J’ai un rapport singulier au sommeil. Je ne m’en doutais pas. Je pensais que tout le monde était comme moi. Il semblerait que non.

Voilà. J’adore dormir mais j’aime encore plus ne pas dormir. Je ne suis jamais plus heureux que lorsque pour diverses raisons je me réveille vers 3h ou 4h du matin et que j’ai la nuit pour moi.

Plusieurs choses me lèvent la nuit. Les dents de la petite dernière, les cauchemars ou les fièvres de sa grande sœur. Il y a aussi les voyages où je me lève à 3h, qu’importe que mon train ne soit qu’à 7h ou mon avion à 8h. Il y a surtout les idées qui, une fois entrées dans la tête, jouent au billard à mille bandes et ne laissent pas d’autre choix que de leur donner la priorité. Il y a enfin les nuits écourtées sans raison, juste l’envie de se lever et de se saisir de la nuit.
Ça commence toujours de la même façon. Je mets la machine à café sur ON et je vais faire un tour dans le jardin – le temps que la machine ait chauffé. Ensuite, un expresso serré, l’ordinateur qui quitte son mode veille et moi qui m’allume. Les idées qui viennent entre 3h et 6h30 sont celles qui ont besoin d’un calme absolu, ce sont les idées rebelles, les idées à rebrousse poil, celle qui ont besoin que l’espace soit moins encombré pour se frayer un chemin. Ce sont les idées que j’aime, celles qui me réconcilient le plus avec moi-même.

Je suis un créateur, un créatif, dans l’âme et dans le sang. Je le suis par indépendance d’esprit, par esprit de contradiction, par soif d’exister, par conviction aussi. Je crois que rien ne se compare véritablement à rien, que chaque défi est unique, chaque pari créatif différent de tous les autres. Il y a forcément une part de rébellion dans tout cela. C’est déjà là une vraie source d’inspiration. C’est une méthode de travail. C’est un mode de vie aussi. Ma femme ne s’en réjouit pas tous les jours, je vous l’assure.
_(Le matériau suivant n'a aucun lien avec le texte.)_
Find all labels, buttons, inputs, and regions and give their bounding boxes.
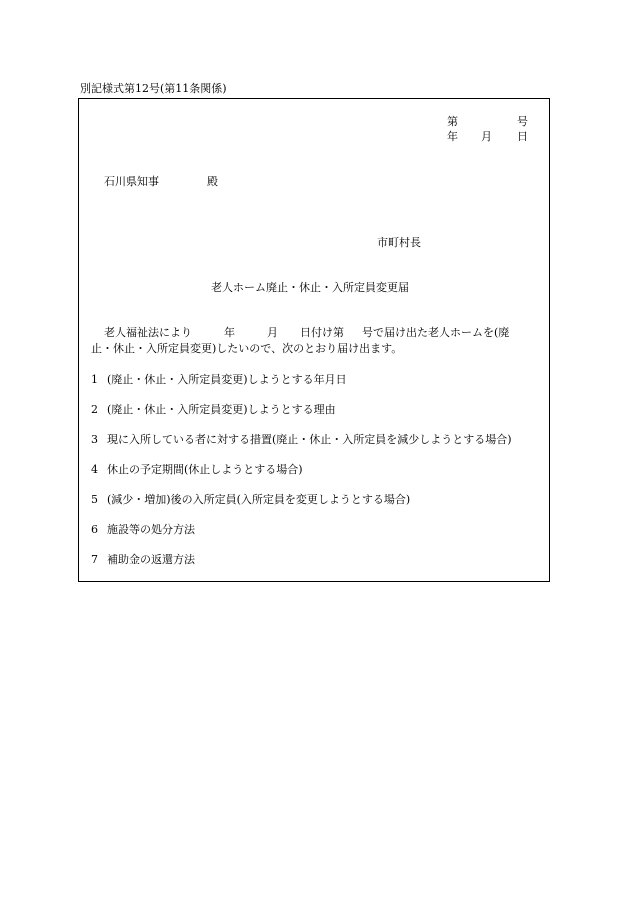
list-item — [91, 433, 512, 447]
sender-name: 市町村長 — [377, 236, 421, 249]
body-line-1-lead: 老人福祉法により — [104, 326, 192, 339]
item-text: 施設等の処分方法 — [107, 523, 195, 536]
body-line-1 — [104, 326, 509, 340]
item-text: (廃止・休止・入所定員変更)しようとする理由 — [107, 403, 336, 416]
number-prefix: 第 — [447, 115, 458, 128]
item-text: 現に入所している者に対する措置(廃止・休止・入所定員を減少しようとする場合) — [107, 433, 512, 446]
body-year: 年 — [224, 326, 235, 339]
list-item — [91, 373, 347, 387]
item-text: 休止の予定期間(休止しようとする場合) — [107, 463, 303, 476]
item-number: 3 — [91, 433, 98, 446]
item-number: 6 — [91, 523, 98, 536]
list-item — [91, 403, 336, 417]
body-line-2: 止・休止・入所定員変更)したいので、次のとおり届け出ます。 — [91, 342, 403, 355]
list-item — [91, 493, 410, 507]
form-frame — [78, 98, 550, 582]
addressee-name: 石川県知事 — [104, 175, 159, 188]
form-label: 別記様式第12号(第11条関係) — [80, 82, 227, 95]
item-text: (減少・増加)後の入所定員(入所定員を変更しようとする場合) — [107, 493, 411, 506]
date-year: 年 — [447, 130, 458, 143]
item-number: 7 — [91, 553, 98, 566]
date-day: 日 — [517, 130, 528, 143]
item-number: 4 — [91, 463, 98, 476]
list-item — [91, 553, 195, 567]
list-item — [91, 463, 303, 477]
addressee-honorific: 殿 — [207, 175, 218, 188]
item-number: 5 — [91, 493, 98, 506]
item-number: 1 — [91, 373, 98, 386]
body-date: 日付け第 — [300, 326, 344, 339]
date-month: 月 — [481, 130, 492, 143]
list-item — [91, 523, 195, 537]
item-number: 2 — [91, 403, 98, 416]
item-text: (廃止・休止・入所定員変更)しようとする年月日 — [107, 373, 347, 386]
body-line-1-tail: 号で届け出た老人ホームを(廃 — [362, 326, 510, 339]
document-title: 老人ホーム廃止・休止・入所定員変更届 — [211, 281, 409, 294]
body-month: 月 — [267, 326, 278, 339]
number-suffix: 号 — [517, 115, 528, 128]
item-text: 補助金の返還方法 — [107, 553, 195, 566]
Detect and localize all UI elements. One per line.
Ces nuits là m’ont sauvé plus d’une fois. Quant les journées passées à recherche une direction différente pour la musique de la RATP me laissaient largement sur ma faim. Quand nous tournions en rond à la recherche d’une signature AXA qui ne nous offrait pas le grand soir. Sauver n’est pas un trop grand mot. L’échec créatif est insupportable quand il pointe son nez. Je ne parle pas du fait de plaire ou de déplaire, de “gagner” ou pas. Je parle de ce piège permanent que le rebelle pose à lui-même. “En es-tu capable au fond ?”
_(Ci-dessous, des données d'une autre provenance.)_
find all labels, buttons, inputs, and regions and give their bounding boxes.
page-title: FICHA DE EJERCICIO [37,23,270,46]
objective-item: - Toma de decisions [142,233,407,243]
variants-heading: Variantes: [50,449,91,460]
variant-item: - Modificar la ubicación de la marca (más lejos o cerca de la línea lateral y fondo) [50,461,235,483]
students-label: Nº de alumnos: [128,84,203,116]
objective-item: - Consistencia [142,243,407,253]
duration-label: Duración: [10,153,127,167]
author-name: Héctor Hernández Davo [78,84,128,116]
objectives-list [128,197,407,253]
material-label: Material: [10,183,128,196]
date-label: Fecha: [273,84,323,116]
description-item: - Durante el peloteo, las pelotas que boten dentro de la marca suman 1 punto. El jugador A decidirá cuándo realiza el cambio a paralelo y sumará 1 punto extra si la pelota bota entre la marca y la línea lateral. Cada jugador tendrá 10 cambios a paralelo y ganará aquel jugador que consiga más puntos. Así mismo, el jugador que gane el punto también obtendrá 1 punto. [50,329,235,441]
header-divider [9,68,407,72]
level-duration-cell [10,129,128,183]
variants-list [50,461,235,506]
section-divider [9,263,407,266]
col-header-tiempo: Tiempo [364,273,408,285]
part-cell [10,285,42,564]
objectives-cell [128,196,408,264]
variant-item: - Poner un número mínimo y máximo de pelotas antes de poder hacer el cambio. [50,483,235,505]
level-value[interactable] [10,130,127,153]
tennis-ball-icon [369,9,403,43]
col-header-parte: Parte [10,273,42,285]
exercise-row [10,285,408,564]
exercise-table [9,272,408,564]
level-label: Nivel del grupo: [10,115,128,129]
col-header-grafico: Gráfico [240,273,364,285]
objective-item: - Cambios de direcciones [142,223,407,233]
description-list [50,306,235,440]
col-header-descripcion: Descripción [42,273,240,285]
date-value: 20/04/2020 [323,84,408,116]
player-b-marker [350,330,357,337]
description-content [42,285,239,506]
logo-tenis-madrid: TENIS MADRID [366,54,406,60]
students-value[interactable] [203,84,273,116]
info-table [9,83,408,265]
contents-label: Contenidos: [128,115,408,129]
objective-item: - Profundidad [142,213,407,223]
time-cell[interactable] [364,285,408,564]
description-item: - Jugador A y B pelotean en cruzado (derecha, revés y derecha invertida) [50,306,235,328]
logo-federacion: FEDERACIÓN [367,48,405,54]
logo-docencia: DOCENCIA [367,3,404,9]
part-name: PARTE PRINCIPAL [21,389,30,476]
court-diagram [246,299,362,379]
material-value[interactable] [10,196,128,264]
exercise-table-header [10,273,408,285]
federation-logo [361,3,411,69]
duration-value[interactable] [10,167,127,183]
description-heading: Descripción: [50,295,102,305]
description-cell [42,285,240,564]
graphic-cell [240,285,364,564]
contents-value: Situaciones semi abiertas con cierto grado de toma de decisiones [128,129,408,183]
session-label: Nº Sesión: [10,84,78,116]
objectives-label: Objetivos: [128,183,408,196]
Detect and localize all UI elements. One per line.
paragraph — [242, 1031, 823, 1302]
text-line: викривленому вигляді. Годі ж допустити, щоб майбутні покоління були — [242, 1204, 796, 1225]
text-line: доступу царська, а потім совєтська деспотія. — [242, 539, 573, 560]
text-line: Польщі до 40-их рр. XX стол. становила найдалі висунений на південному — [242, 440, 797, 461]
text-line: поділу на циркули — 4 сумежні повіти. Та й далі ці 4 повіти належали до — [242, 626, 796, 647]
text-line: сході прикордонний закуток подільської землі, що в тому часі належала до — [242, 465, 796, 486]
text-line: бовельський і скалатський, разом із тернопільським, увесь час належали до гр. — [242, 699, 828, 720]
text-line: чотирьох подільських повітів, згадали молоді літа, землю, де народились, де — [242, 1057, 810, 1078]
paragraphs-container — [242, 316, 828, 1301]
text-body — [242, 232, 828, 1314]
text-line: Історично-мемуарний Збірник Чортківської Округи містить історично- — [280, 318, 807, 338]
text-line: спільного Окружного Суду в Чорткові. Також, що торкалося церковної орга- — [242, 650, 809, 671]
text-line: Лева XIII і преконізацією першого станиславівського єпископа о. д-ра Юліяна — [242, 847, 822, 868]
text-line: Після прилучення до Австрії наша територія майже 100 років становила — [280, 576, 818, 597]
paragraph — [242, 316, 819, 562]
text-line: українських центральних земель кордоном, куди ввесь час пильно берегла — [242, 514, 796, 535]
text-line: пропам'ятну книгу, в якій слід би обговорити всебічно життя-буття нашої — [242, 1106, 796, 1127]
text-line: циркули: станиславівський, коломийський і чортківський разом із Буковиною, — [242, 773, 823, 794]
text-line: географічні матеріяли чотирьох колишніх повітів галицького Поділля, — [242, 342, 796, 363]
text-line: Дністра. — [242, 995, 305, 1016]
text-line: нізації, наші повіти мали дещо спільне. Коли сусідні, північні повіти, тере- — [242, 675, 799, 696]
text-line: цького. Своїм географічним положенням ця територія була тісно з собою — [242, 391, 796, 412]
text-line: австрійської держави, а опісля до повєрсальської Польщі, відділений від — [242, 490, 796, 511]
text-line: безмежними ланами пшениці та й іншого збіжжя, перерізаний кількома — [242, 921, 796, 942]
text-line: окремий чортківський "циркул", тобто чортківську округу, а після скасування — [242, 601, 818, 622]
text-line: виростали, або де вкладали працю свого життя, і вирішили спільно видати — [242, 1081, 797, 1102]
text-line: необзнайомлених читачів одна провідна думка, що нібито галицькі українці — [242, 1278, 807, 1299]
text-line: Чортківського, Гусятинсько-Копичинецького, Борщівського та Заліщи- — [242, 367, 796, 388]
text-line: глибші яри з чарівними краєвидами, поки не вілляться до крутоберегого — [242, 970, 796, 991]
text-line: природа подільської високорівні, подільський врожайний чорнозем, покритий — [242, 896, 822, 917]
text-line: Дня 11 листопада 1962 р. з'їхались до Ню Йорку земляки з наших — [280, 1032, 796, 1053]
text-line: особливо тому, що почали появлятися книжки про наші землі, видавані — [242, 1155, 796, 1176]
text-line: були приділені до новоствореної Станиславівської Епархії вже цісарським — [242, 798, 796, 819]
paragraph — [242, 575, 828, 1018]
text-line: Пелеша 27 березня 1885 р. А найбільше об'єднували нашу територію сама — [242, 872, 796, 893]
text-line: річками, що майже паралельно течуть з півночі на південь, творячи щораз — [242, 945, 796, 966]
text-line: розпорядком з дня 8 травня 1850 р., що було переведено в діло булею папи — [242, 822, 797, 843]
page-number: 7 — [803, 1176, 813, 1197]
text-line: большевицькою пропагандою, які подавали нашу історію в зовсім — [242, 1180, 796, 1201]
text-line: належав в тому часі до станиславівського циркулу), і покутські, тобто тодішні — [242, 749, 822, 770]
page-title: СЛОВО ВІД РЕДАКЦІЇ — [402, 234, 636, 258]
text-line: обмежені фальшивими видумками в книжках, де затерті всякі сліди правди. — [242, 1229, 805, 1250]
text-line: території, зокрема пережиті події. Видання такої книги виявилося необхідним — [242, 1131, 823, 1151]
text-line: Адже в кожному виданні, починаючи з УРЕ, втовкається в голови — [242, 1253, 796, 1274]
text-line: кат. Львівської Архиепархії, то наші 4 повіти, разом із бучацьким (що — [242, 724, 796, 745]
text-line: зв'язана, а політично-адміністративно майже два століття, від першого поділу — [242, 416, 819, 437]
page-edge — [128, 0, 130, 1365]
Ces nuits là sont des nuits de bonheurs intenses, qu’elles soient fertiles ou non. Elles ne servent parfois qu’à traiter les 150 mails auquel je dois répondre. Elles offrent la chance de lire lui de 3 pages que l’on ne lit jamais. Bien sur, quand elles apportent sur un plateau doré l’idée qui grattait à la porte et dont le bruit m’avait fait me lever, j’en ressens une immense joie, une immense gratitude aussi.

Je remercie la nuit de m’offrir une journée de plus. Celle qu’en dormant je n’aurai pas vécu et jamais rattrapé.